Dapat saja (sebetulnya) ia menolak mengantarkan buku tersebut. Sebab, dengan sikap ini, ia (akan) dapat menghemat waktu, tenaga, dan bahkan dapat terhindar dari  pertanyaan dan rasa malu karena pasti bertemu dengan guru atau karyawan sekolah.
Sangat mungkin ketika bertemu guru atau karyawan sekolah, ia ditanya mengenai keperluannya. Misalnya, tentang buku anaknya yang ketinggalan, alasan buku ketinggalan, kalau malam si anak  belajar atau tidak, dan keperluan untuk sekolah sudah disiapkan si anak sejak malam atau tidak.
Jawaban yang diberikan dapat saja membuat dirinya (harus) menanggung malu karena kecerobohan anak, ketidaksiapan anak, atau kekurangdisiplinan anak, misalnya.
Tapi, ternyata, ia lebih memilih menghadapi risiko itu. Ia lebih mengutamakan kepentingan anaknya daripada kepentingannya sendiri. Dari tak membawa buku, akhirnya  anaknya menjadi membawa buku. Yang, tentu saja buku tersebut sangat dibutuhkan anaknya untuk menunjang proses pembelajaran.
Tindakan orangtua salah satu siswa saya tersebut, diakui atau tidak, memiliki makna yang (sangat) besar bagi anaknya. Ia tak hanya memberi rasa bahagia, nyaman, aman, dan sejahtera bagi anak. Tapi, juga memberi  ruang tumbuh bagi kompetensi anak.
Pada titik ini sebetulnya orangtua memenangkan anaknya. Sebab, sekalipun tindakan orangtua tersebut seolah sederhana, tapi memiliki efek yang besar bagi pertumbuhan dan perkembangan anaknya, baik secara psikologis, akademis, maupun sosiologis.
Karena, anak yang menghadapi problem telah mendapatkan tindakan yang tepat dari orangtua. Intinya, orangtua mengorbankan diri demi anak. Yaitu, ia harus melawan rasa tak nyaman, melawan egoisme (diri), melawan ketakutan, melawan kelelahan, dan melawan hal-hal lain yang sejenis.
Saya tak mengerti persis latar belakang pendidikan orangtua tersebut.

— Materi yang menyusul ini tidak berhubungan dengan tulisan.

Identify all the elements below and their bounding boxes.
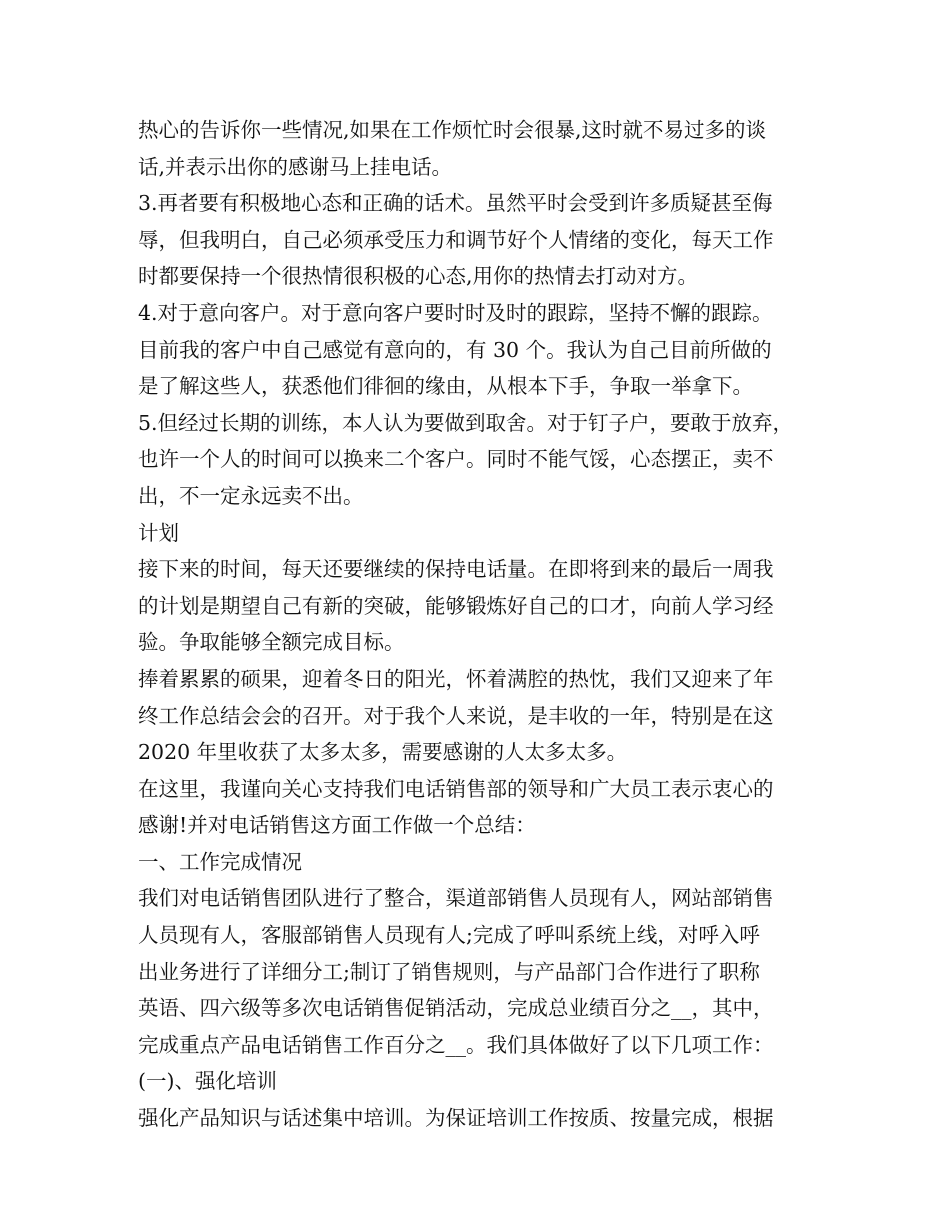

Lulus sekolah dasar (SD), sekolah menengah pertama (SMP), sekolah menengah atas (SMA), atau perguruan tinggi (PT), saya tak mengetahuinya.
Tapi, tindakan yang diberikan bagi anaknya merupakan praktik edukasi yang memang seharusnya dilakukan oleh setiap orangtua yang anaknya sedang mengalami problem. Problem apa pun. Baik problem fisik, psikologis, akademis, maupun sosiologis.

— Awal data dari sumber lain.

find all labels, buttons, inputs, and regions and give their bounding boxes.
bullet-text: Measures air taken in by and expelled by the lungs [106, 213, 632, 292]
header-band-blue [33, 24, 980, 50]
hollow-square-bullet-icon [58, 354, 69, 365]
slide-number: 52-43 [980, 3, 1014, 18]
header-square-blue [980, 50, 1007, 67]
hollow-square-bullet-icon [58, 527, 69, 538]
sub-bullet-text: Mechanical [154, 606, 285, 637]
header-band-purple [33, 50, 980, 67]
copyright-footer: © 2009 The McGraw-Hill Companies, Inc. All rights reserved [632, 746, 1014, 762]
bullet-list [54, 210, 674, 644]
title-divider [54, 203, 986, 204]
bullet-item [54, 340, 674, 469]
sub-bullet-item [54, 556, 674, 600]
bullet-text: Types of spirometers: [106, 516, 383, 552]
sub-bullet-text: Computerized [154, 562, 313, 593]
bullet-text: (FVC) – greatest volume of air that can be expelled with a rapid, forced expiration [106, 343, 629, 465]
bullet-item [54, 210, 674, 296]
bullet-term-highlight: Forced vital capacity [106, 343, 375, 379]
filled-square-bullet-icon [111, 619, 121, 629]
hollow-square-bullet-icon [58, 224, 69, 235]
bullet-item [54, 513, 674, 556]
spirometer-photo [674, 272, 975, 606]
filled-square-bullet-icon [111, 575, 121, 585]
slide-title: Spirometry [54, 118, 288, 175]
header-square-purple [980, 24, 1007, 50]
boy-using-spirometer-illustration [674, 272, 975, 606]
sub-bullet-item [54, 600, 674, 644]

Bahkan, terhadap anak yang tak mengalami problem saja, orangtua perlu menyediakan ruang diskusi bersama untuk meraih kemenangan yang optimal. Ingat, kemenangan anak adalah kemenangan orangtua juga.
Saya harus jujur, ini adalah autokritik. Tapi, sangat mungkin juga menjadi kritik bagi setiap orangtua, yang oleh Sang Khalik dititipi anak yang harus diberi ruang untuk meraih kemenangan. Jangan justru sebaliknya, menyediakan ruang kekalahan bagi anak!